A preocupação dos gestores ganhou força em encontros e discussões, especialmente na sede da União dos Municípios da Bahia (UPB), onde foi ressaltado que os aumentos nos valores de apresentações artísticas, em alguns casos, podem inviabilizar a realização das tradicionais festas de São João em municípios menores ou com receitas mais apertadas. Entre os pontos debatidos está a necessidade de estabelecer parâmetros que deem mais transparência, responsabilidade e previsibilidade às contratações evitando que o alto custo de atrações nacionais comprometa outros investimentos públicos essenciais.
Prefeitos argumentam que, embora as festas juninas sejam momentos de grande importância cultural, social e econômica para o interior da Bahia, os valores atualmente cobrados por determinadas bandas e artistas estão fora da realidade de muitos municípios, o que pode resultar em festas reduzidas ou até canceladas em locais onde os cofres já enfrentam dificuldades. A discussão inclui ainda a busca por apoio de órgãos como o Ministério Público, Tribunal de Contas e entidades municipalistas para mediar as negociações e contribuir com orientações que garantam equilíbrio entre tradição e responsabilidade fiscal.
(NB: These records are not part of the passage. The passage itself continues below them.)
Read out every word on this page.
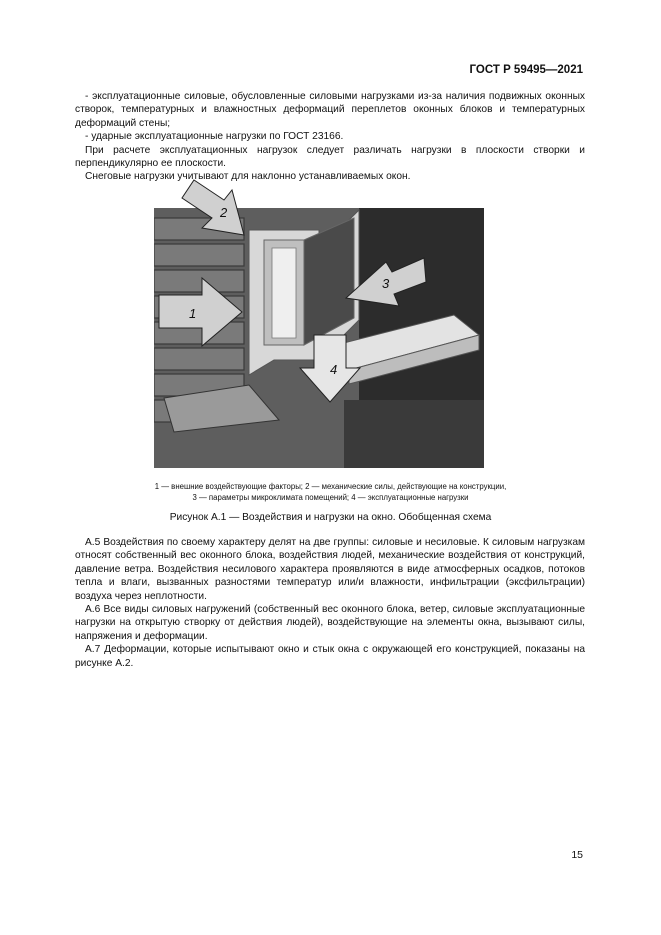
ГОСТ Р 59495—2021

- эксплуатационные силовые, обусловленные силовыми нагрузками из-за наличия подвижных оконных створок, температурных и влажностных деформаций переплетов оконных блоков и температурных деформаций стены;

- ударные эксплуатационные нагрузки по ГОСТ 23166.

При расчете эксплуатационных нагрузок следует различать нагрузки в плоскости створки и перпендикулярно ее плоскости.

Снеговые нагрузки учитывают для наклонно устанавливаемых окон.

2
1
3
4
1 — внешние воздействующие факторы; 2 — механические силы, действующие на конструкции,
3 — параметры микроклимата помещений; 4 — эксплуатационные нагрузки
Рисунок А.1 — Воздействия и нагрузки на окно. Обобщенная схема

А.5 Воздействия по своему характеру делят на две группы: силовые и несиловые. К силовым нагрузкам относят собственный вес оконного блока, воздействия людей, механические воздействия от конструкций, давление ветра. Воздействия несилового характера проявляются в виде атмосферных осадков, потоков тепла и влаги, вызванных разностями температур или/и влажности, инфильтрации (эксфильтрации) воздуха через неплотности.

А.6 Все виды силовых нагружений (собственный вес оконного блока, ветер, силовые эксплуатационные нагрузки на открытую створку от действия людей), воздействующие на элементы окна, вызывают силы, напряжения и деформации.

А.7 Деформации, которые испытывают окно и стык окна с окружающей его конструкцией, показаны на рисунке А.2.

15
A mobilização dos prefeitos acontece enquanto outras cidades baianas já começam a divulgar suas programações de São João para 2026, confirmando atrações e chamando atenção pública para a importância da festa na geração de renda local e no fortalecimento da identidade cultural regional. Ao mesmo tempo, gestores enfatizam que é preciso encontrar caminhos que conciliem a valorização da cultura e da música com a prudência na aplicação dos recursos públicos, para manter vivas festas que são referência no Nordeste sem comprometer serviços básicos à população.